Archaeological find at Dawen Kou 5000 b.c. (picture courtesy of Cheng-Yuan Wu)
Birth of Neurosurgery in Modern China
An understanding of the development of stereotactic and functional neurosurgery in China will be incomplete without due reference to the history of general neurosurgery, the foundation on which the former has evolved. Modern neurosurgery did not develop much until the last century of Chinese history. Like the rest of the Chinese civilization, it was shrouded in mystery behind the “bamboo curtain” as a result of the cultural and diplomatic isolation of this monolithic, inward-looking nation. The country was plagued by the ineffective, feudalistic Imperial Manchurian rule, subsequently overthrown in 1912 in a popular revolution led by Dr Sun Yat-sen, the father and founder of modern China.

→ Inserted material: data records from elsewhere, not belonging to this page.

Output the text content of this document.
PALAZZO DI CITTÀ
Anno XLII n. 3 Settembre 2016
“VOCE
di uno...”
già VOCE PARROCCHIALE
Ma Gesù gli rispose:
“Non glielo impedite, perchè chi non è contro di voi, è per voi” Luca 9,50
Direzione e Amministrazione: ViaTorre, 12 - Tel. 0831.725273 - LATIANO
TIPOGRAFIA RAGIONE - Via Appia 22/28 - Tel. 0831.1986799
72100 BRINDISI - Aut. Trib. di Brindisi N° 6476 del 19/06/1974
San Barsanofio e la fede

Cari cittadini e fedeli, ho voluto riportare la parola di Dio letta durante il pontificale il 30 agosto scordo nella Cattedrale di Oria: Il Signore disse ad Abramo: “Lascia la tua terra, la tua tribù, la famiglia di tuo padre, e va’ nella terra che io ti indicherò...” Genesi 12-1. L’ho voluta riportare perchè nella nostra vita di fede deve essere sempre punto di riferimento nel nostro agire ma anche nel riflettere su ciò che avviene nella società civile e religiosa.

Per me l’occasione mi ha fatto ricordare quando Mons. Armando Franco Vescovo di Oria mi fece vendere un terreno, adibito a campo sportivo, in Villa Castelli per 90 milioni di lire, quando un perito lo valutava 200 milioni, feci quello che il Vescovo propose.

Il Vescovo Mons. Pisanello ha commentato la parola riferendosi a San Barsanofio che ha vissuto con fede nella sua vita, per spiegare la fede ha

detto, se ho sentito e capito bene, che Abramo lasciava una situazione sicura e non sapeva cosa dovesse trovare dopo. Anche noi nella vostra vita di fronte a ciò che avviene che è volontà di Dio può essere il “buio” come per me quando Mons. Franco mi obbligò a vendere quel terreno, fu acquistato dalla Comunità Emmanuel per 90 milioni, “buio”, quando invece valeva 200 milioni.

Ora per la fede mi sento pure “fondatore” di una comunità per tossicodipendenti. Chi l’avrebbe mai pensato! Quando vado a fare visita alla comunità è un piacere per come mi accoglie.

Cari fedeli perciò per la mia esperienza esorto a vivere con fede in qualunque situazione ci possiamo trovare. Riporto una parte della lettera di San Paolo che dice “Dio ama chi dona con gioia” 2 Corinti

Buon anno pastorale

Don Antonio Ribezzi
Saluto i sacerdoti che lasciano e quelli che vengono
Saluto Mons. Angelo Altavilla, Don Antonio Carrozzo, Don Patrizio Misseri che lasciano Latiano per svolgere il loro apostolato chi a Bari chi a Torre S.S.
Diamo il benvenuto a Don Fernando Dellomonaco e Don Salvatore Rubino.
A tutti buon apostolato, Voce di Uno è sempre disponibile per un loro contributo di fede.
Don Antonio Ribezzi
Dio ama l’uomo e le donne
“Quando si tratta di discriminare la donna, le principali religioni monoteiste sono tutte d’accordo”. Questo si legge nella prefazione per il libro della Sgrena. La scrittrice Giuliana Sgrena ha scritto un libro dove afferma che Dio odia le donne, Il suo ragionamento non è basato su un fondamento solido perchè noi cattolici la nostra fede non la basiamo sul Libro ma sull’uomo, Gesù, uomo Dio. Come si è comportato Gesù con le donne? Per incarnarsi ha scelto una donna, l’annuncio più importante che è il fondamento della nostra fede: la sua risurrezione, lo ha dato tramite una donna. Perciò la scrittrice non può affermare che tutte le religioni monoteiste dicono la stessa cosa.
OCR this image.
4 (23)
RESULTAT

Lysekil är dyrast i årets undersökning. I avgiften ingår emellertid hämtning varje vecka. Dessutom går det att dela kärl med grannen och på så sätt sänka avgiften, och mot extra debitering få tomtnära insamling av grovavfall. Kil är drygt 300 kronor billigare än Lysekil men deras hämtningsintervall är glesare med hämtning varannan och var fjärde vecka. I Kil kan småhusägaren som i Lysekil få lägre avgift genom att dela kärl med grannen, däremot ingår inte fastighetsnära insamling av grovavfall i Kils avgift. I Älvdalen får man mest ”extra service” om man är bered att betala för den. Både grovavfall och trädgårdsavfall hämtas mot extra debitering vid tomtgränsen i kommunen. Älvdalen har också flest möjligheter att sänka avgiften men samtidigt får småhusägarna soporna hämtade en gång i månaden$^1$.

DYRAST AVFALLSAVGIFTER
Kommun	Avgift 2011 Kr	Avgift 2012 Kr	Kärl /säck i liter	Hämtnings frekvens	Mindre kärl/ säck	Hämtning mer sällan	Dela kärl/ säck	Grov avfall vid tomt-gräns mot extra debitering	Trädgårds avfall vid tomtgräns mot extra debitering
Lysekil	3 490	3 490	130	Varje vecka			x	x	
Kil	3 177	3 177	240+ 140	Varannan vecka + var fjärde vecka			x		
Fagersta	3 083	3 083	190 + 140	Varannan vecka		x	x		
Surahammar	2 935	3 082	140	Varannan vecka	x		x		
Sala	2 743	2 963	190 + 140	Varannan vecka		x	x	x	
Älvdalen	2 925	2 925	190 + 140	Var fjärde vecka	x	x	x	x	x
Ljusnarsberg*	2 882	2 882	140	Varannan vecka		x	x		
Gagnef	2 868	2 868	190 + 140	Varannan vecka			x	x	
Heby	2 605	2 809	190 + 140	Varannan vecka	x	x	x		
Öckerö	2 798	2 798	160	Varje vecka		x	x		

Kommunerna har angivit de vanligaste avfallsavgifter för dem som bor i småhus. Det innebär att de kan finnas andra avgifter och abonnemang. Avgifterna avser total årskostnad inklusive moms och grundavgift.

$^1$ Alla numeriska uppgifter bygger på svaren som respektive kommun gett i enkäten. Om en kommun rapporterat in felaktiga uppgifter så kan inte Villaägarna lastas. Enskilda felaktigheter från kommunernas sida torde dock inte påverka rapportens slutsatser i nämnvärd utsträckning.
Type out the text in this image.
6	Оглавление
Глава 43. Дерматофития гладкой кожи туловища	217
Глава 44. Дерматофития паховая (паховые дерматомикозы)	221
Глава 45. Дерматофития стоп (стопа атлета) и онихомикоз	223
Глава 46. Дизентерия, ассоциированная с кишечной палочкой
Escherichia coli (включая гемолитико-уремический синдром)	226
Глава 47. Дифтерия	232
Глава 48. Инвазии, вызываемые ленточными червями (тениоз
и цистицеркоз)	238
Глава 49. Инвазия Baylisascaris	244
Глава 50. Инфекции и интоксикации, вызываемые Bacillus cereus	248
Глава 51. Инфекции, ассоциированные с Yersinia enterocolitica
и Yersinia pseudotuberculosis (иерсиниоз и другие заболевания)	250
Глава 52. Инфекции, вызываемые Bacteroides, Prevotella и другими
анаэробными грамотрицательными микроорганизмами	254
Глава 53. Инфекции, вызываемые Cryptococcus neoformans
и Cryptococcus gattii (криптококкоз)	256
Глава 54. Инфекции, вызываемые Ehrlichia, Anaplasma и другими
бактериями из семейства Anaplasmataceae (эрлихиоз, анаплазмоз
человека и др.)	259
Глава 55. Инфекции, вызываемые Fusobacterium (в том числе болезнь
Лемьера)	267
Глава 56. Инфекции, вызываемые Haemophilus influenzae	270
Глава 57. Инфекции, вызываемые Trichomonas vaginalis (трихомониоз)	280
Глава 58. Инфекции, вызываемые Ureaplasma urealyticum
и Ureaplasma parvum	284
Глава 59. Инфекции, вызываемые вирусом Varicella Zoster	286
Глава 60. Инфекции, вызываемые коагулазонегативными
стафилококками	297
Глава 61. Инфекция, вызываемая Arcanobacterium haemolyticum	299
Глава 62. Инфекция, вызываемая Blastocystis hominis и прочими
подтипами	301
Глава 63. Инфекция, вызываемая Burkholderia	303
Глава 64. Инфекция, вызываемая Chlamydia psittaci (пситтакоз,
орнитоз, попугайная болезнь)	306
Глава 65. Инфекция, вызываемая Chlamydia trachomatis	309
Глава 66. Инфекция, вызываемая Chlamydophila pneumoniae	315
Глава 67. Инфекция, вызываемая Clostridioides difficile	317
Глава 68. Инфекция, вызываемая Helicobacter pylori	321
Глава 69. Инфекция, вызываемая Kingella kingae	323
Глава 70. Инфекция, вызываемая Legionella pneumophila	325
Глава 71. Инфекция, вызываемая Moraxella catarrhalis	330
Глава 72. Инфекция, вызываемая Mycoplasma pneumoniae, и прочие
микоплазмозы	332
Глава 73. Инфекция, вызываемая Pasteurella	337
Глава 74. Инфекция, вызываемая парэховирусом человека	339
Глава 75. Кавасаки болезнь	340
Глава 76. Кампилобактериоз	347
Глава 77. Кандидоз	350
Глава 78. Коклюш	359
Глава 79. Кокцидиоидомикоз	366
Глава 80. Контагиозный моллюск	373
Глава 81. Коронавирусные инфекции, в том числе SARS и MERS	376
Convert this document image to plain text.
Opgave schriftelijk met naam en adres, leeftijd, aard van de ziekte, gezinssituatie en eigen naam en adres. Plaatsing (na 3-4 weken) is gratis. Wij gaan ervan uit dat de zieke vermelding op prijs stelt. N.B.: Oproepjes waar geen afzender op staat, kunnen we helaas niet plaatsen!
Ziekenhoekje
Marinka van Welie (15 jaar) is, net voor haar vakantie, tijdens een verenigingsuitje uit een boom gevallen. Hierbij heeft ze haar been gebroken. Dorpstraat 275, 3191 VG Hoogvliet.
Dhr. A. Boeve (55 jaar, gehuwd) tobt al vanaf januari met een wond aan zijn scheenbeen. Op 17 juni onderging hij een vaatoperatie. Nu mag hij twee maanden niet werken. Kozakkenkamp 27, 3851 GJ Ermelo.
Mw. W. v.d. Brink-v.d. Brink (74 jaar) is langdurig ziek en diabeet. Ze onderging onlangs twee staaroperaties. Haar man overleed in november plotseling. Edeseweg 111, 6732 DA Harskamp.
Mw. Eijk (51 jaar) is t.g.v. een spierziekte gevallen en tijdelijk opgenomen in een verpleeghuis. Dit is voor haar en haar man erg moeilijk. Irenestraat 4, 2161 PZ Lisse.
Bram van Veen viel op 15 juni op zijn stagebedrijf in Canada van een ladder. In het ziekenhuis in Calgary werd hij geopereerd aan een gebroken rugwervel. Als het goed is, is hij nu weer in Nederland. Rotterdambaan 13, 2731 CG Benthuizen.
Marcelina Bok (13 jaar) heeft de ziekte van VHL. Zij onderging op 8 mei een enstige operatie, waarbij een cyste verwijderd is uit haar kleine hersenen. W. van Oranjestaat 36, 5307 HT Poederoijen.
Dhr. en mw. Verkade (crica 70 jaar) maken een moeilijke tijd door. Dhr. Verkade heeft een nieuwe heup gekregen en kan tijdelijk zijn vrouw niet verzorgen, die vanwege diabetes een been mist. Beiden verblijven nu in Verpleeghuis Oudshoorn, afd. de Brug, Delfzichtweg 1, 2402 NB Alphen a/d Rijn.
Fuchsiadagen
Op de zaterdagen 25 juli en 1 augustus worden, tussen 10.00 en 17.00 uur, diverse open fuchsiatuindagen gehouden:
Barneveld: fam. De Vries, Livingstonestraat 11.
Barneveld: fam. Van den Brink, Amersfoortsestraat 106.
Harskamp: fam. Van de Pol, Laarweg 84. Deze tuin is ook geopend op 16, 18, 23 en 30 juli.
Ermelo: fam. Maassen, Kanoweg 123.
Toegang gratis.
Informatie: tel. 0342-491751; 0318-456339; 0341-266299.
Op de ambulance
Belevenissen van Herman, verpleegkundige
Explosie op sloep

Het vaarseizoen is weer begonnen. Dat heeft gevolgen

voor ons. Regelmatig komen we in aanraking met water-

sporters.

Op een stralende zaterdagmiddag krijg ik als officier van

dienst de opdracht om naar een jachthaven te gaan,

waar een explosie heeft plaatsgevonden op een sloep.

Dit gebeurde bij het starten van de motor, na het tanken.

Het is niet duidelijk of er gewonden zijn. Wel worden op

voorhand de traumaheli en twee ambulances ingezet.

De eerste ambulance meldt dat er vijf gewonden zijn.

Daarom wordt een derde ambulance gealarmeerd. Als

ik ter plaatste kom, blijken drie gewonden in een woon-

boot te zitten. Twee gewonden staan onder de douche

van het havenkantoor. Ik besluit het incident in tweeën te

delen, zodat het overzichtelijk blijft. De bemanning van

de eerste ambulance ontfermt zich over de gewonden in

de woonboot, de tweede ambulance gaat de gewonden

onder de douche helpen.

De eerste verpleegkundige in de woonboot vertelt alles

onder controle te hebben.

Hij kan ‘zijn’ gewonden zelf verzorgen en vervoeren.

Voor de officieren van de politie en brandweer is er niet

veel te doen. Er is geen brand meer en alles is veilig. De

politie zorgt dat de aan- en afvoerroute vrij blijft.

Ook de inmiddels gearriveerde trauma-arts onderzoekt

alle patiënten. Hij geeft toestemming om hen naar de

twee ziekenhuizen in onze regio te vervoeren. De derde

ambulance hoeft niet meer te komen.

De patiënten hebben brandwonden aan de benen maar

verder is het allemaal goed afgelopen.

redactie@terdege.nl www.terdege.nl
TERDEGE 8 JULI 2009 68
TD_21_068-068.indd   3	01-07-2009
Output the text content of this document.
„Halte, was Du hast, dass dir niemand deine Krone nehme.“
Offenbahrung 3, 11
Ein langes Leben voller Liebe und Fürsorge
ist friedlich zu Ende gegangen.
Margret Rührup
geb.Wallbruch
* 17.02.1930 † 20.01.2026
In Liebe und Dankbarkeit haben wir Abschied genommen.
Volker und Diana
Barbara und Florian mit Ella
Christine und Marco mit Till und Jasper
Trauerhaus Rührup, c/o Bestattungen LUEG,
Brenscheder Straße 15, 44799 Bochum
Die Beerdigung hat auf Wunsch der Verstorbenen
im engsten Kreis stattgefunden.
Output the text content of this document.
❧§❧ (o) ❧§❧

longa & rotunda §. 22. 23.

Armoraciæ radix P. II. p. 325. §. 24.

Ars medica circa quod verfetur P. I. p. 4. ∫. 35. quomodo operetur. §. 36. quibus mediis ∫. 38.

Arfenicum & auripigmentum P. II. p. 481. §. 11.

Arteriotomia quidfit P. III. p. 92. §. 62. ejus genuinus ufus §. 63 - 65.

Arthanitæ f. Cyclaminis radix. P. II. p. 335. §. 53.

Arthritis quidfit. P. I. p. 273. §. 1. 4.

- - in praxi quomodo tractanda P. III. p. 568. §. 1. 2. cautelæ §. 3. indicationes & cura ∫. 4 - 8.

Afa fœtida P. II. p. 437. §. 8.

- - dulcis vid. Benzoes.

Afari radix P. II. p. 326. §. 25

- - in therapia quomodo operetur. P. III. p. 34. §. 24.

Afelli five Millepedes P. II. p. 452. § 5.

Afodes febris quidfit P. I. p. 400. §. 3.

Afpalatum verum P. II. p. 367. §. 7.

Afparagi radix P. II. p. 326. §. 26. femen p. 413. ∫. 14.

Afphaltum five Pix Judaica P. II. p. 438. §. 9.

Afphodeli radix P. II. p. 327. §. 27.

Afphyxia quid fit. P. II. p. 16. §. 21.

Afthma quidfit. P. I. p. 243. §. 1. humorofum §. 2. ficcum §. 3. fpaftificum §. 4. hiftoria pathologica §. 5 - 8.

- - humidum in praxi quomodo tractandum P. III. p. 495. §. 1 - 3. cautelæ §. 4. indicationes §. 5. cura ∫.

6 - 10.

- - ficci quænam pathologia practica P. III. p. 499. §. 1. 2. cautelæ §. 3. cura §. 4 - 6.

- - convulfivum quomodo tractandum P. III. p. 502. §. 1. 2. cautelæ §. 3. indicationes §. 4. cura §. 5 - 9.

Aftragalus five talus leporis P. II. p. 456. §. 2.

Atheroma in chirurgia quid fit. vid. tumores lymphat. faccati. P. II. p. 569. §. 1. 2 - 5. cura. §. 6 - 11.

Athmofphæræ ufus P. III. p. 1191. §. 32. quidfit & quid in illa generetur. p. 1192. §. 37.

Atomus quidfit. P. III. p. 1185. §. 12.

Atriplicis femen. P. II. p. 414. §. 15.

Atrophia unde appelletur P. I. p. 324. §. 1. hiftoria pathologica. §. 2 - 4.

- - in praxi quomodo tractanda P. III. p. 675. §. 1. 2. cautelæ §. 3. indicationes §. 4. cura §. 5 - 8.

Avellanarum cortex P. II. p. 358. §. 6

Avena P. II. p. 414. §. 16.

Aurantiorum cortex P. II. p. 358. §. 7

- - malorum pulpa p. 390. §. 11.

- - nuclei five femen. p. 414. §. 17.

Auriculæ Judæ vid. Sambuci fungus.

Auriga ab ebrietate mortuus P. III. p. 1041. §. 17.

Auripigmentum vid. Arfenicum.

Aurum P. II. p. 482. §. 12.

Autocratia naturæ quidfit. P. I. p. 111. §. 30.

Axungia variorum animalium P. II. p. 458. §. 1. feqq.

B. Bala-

Due credit should be given to Dr Song-Tao Guan (ST Kuan) and Dr Cha-Li Zhang (Charles Chang) from Beijing and Shenyang, respectively, for their pioneering works in neurosurgery in China [3]. Guan completed his residency program at the Peking Union Medical College Hospital (PUMC) in 1926. PUMC was jointly founded in 1906 by the American Board of Commissioner for Foreign Missions, the Presbyterian Church in the USA, the Methodist Episcopal Church, and the London Missionary Society, among others. From 1926 to1930 Guan received neurosurgery training at the University of Pennsylvania under Dr Charles H. Frazier, who was among the first group of American neurosurgeons who established neurosurgery as a new discipline from general surgery. In 1938 Yi-Cheng Zhao, another graduate from the same medical college, was sent by the Rockefeller Foundation (established 1913), through its subsidiary, the China Medical Board, for formal neurosurgical training under Dr Wilder Penfield at the Montreal Neurological Institute at McGill University. Upon his return to China in 1940, Zhao practiced neurosurgery at the PUMC Hospital with Guan. In 1952, three years after the Chinese civil war ended with the establishment of the People’s Republic of China, Zhao founded the first Brain Department comprising neurology and neurosurgery in the port city of Tianjin, one of the very few cities with early Western influence in the ethnophobic China of the nineteenth century. It was reluctantly opened by the Qing Dynasty of China as a treaty port accessible to France, Britain, and others in 1860. Formal concessions with foreign settlements were ceded to Western powers and Japan in 1903 after the Imperial Qing Dynasty’s defeat in the war during the Boxer Rebellion of 1899. These three neurosurgeons, along with Tong-He Zhang of Xian City, performed the first neurosurgical procedures in modern China. Zhang performed prefrontal lobotomy for a psychiatric disorder [4].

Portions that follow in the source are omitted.